Gardening methods have changed over the years. New methods come via experimentation from seasoned gardeners, keeping the good and discarding the bad. Older methods are sometimes list to the passage of time, but one method that is enjoying resurgence is hügelkultur. Hügelkultur is simple, low-tech, and inexpensive. The concept behind this method is turning woody material, into a usable resource, thereby reducing waste material.
Master Gardener Volunteers provide unbiased, research-supported information so that readers can be confident in the results of their efforts. There has not been significant research into this method, but Washington State and Montana State Universities, as well as University of Minnesota and UC Berkley, have all initiated studies. Experimenting is a great thing in gardening. If you have an amount of waste wood, try hügelkultur and see what happens, just be realistic in your expectations.
Hügelkultur translates to “mound culture” and has been used for some time in Eastern Europe and Germany. The origin of hügelkultur is debatable. Some sources indicate it is “centuries old,” but the first reliable reference of the term comes from a 1962 German brochure written by avid gardener Herman Andrä. His work was heavily influence by a fellow German garden enthusiast, Rudolf Steiner who taught about “hillock gardening” in the 1920s. Andrä and Hans Beba, also a follower of Steiner, collaborated on a book about hügelkultur. That book became the impetus behind the resurgence of interest within the permaculture movement.

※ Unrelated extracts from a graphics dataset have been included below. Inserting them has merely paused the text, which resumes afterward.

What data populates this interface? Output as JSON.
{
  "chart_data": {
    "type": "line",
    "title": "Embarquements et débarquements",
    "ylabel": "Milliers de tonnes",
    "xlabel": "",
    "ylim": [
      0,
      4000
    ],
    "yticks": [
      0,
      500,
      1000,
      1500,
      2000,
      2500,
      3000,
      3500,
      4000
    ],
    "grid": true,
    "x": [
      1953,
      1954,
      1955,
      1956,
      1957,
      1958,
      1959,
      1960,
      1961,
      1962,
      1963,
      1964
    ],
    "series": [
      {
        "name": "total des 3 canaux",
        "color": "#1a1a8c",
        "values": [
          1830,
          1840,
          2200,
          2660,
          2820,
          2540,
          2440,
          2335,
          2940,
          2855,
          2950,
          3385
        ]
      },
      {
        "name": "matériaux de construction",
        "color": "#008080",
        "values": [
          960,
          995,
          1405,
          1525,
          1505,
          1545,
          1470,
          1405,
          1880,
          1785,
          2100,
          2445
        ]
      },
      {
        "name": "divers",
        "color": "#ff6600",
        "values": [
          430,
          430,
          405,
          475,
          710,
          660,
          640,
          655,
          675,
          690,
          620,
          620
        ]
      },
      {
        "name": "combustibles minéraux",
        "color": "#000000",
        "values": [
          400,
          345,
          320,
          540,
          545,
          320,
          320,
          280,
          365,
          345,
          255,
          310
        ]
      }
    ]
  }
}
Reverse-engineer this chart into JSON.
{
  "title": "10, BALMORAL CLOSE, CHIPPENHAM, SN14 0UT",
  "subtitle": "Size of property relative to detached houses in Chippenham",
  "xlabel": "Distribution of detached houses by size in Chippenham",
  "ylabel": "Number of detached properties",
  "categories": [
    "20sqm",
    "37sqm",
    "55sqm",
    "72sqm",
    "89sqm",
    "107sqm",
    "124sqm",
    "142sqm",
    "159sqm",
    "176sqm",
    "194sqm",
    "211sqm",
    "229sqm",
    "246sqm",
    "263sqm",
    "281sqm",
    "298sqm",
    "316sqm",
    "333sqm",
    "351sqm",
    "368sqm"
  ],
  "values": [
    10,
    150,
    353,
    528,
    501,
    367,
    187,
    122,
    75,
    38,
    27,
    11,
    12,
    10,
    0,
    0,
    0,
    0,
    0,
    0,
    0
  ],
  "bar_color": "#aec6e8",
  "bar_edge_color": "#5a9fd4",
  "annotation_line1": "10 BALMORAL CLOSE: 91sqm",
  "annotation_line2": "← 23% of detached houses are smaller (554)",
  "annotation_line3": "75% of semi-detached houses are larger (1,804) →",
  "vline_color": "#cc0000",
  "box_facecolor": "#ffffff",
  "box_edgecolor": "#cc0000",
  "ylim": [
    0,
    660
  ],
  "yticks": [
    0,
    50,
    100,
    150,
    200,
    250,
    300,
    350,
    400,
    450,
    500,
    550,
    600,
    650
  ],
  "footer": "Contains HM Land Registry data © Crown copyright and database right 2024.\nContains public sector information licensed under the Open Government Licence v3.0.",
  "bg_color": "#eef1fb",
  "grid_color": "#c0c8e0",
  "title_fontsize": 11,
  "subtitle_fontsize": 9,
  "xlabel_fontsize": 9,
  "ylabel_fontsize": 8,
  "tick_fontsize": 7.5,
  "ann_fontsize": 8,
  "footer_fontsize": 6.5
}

To create a hügelkultur bed, either make a depression in the earth, or simply pile material on top of the soil, making a bed that is six feet long and three feet wide. Begin with a layer of larger logs, avoiding cedar or walnut, because both produce biochemicals that detrimentally influence seed germination. Next, add a second layer made up of smaller branches, followed by filling all the crevices with leaves, organic material, kitchen scraps, etc. Water each layer well as the mound is built; finish it off by adding several inches of soil to the top and sides. When complete, the mound should stand roughly three feet tall.
The mound must rest for several months as it decomposes and settles into something more appropriate for a garden bed. In our more northerly climate, it will take more than a few months of decomposition for the bed to be ready for planting, so plan on a minimum of 12 months. However, if you use partially rotted wood in the initial build, the decomposition process will occur more quickly.
There are some drawbacks to this method. Weeds are a significant problem and flourish rapidly on the surface of the mound. Also, the mounds will also collapse over time. In the original German publication, the authors indicate that the beds have a lifespan of only 5–6 years and must be rebuilt from scratch. Therefore, it would be unwise to plant any type of tree or perennial bed such as asparagus, strawberries, or other fruit in a hugelkulture bed.
There are anecdotal claims that the bed retains water so well that supplemental watering in not necessary. It is also nutritionally balance so that fertilization is never required. None of these claims have been substantiated and may not be entirely accurate. For instance, in the initial breakdown, the wood is high in carbon and will temporarily tie up nitrogen to start the decomposition process.